An investment in Wells Fargo won’t be an overnight winner. Investors are discounting it for the risk that it could be several quarters, perhaps even years, before regulators allow it to grow again. But at roughly 10 times earnings, Wells Fargo is priced as if it will forever be constrained to a $2 trillion balance sheet. I’ll take the over. Don’t count out the House of Mouse

Danny Vena (Walt Disney): Based on the company’s stock performance over the last three years, you’d think that Disney was on death’s doorstep. While the broader market has gained about 27%, Disney has fallen more than 5%, and currently trades at an absurdly cheap 13 times trailing earnings.

The phenomenon of cord-cutting has wreaked havoc on cable networks in general and Disney in particular. ESPN, the company’s flagship sports network, commands a higher percentage of the average cable bill, so it stands to reason that declining cable subscribers would hit Disney more than most.

Chris Neiger (Apple): Investors looking for a great buying opportunity in the tech sector right now should give strong consideration to the iPhone maker. Apple’s shares trade at just 14 times the company’s forward earnings, and despite some investors’ bearish sentiment toward the stock right now, the company still has lots of growth opportunities.

For example, in the second quarter, Apple saw its services revenue (which includes Apple Pay, Apple Music, and the App Store) jump 31% from the year-ago quarter to $9.1 billion. The company’s services segment now accounts for 15% of its top line, up from 13% a year ago. Apple CEO Tim Cook said last year that he wants the company to double its services revenue by 2020, and the most recent quarter helps put the tech giant closer to that goal.

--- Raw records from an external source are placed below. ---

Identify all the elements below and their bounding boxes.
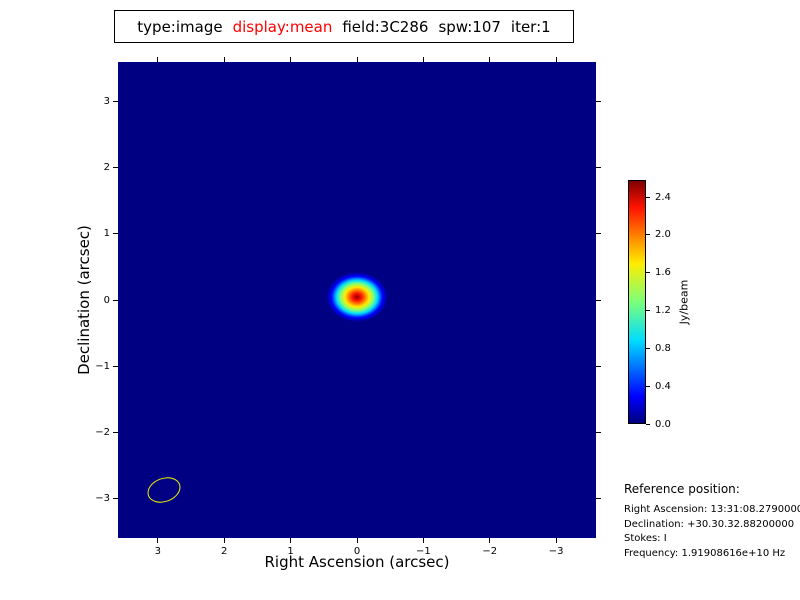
x-tick xyxy=(223,538,225,543)
plot-title-box: type:image display:mean field:3C286 spw:107… xyxy=(114,10,574,43)
y-tick-label: −3 xyxy=(95,492,110,504)
reference-line: Declination: +30.30.32.88200000 xyxy=(624,518,795,530)
y-tick-label: 3 xyxy=(103,96,110,108)
x-tick-label: 1 xyxy=(287,546,294,557)
x-axis-label: Right Ascension (arcsec) xyxy=(264,553,450,571)
y-tick-right xyxy=(596,365,601,367)
colorbar-tick-label: 0.0 xyxy=(655,418,671,430)
colorbar-tick-label: 1.2 xyxy=(655,305,671,316)
x-tick-top xyxy=(157,57,159,62)
x-tick-top xyxy=(555,57,557,62)
y-tick-label: 0 xyxy=(103,294,110,306)
x-tick-label: 0 xyxy=(353,546,361,557)
source-blob xyxy=(325,270,389,323)
title-segment: iter:1 xyxy=(510,17,551,36)
colorbar-tick-label: 1.6 xyxy=(655,267,671,279)
y-tick xyxy=(113,365,118,367)
colorbar-tick-label: 2.0 xyxy=(655,229,671,241)
x-tick xyxy=(290,538,292,543)
x-tick xyxy=(422,538,424,543)
y-tick-right xyxy=(596,431,601,433)
x-tick-top xyxy=(223,57,225,62)
title-segment: display:mean xyxy=(232,17,333,36)
reference-position-block: Reference position: Right Ascension: 13:… xyxy=(624,482,800,561)
colorbar-tick-label: 2.4 xyxy=(655,191,671,203)
colorbar: 0.0 0.4 0.8 1.2 1.6 2.0 2.4 xyxy=(628,180,671,430)
colorbar-label: Jy/beam xyxy=(677,279,691,325)
colorbar-gradient xyxy=(628,180,646,424)
x-tick-label: −3 xyxy=(548,546,564,557)
reference-line: Stokes: I xyxy=(624,533,667,544)
x-tick-label: −2 xyxy=(482,546,498,557)
y-tick-label: −1 xyxy=(95,360,110,372)
y-tick xyxy=(113,101,118,103)
y-tick-label: 2 xyxy=(103,162,110,174)
y-tick-right xyxy=(596,497,601,499)
x-tick xyxy=(356,538,358,543)
y-tick xyxy=(113,431,118,433)
reference-title: Reference position: xyxy=(624,482,740,496)
y-tick-right xyxy=(596,299,601,301)
title-segment: spw:107 xyxy=(438,17,501,36)
colorbar-tick-label: 0.8 xyxy=(655,342,671,354)
x-tick-top xyxy=(489,57,491,62)
x-tick xyxy=(157,538,159,543)
y-tick xyxy=(113,233,118,235)
y-tick xyxy=(113,299,118,301)
colorbar-tick xyxy=(646,272,650,274)
beam-ellipse xyxy=(144,472,185,507)
colorbar-tick xyxy=(646,196,650,198)
colorbar-tick xyxy=(646,234,650,236)
colorbar-tick xyxy=(646,310,650,311)
colorbar-tick xyxy=(646,385,650,387)
y-tick-right xyxy=(596,233,601,235)
title-segment: field:3C286 xyxy=(342,17,429,36)
reference-line: Frequency: 1.91908616e+10 Hz xyxy=(624,547,786,559)
reference-line: Right Ascension: 13:31:08.27900000 xyxy=(624,504,800,515)
plot-area: 3 2 1 0 −1 −2 −3 3 2 1 0 −1 −2 −3 xyxy=(95,57,601,557)
x-tick-top xyxy=(290,57,292,62)
colorbar-tick xyxy=(646,423,650,425)
y-tick-right xyxy=(596,167,601,169)
x-tick xyxy=(489,538,491,543)
y-tick-label: −2 xyxy=(95,426,110,438)
x-tick-top xyxy=(356,57,358,62)
colorbar-tick-label: 0.4 xyxy=(655,380,671,392)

For instance, analysts were expecting iPhone sales of 53 million in the second quarter, while Apple delivered 52.2 million. But iPhone revenue still grew by an acceptable 14% year over year, total revenue was up 16% year over year, and Apple’s diluted earnings per share popped 30% to $2.73. The result of the strong quarter made the company’s shares start moving back up once again. The company’s strong overall performance in the second quarter — and the resulting share-price gains — shows how silly it can be to bet against Apple’s stock based on what a few analysts are predicting.

Apple is continually proving its skeptics wrong and delivering strong sales, earnings, and share-price growth for its investors. That’s why investors who are looking for a cheap stock right now would be wise to pick up Apple’s shares at their current discount.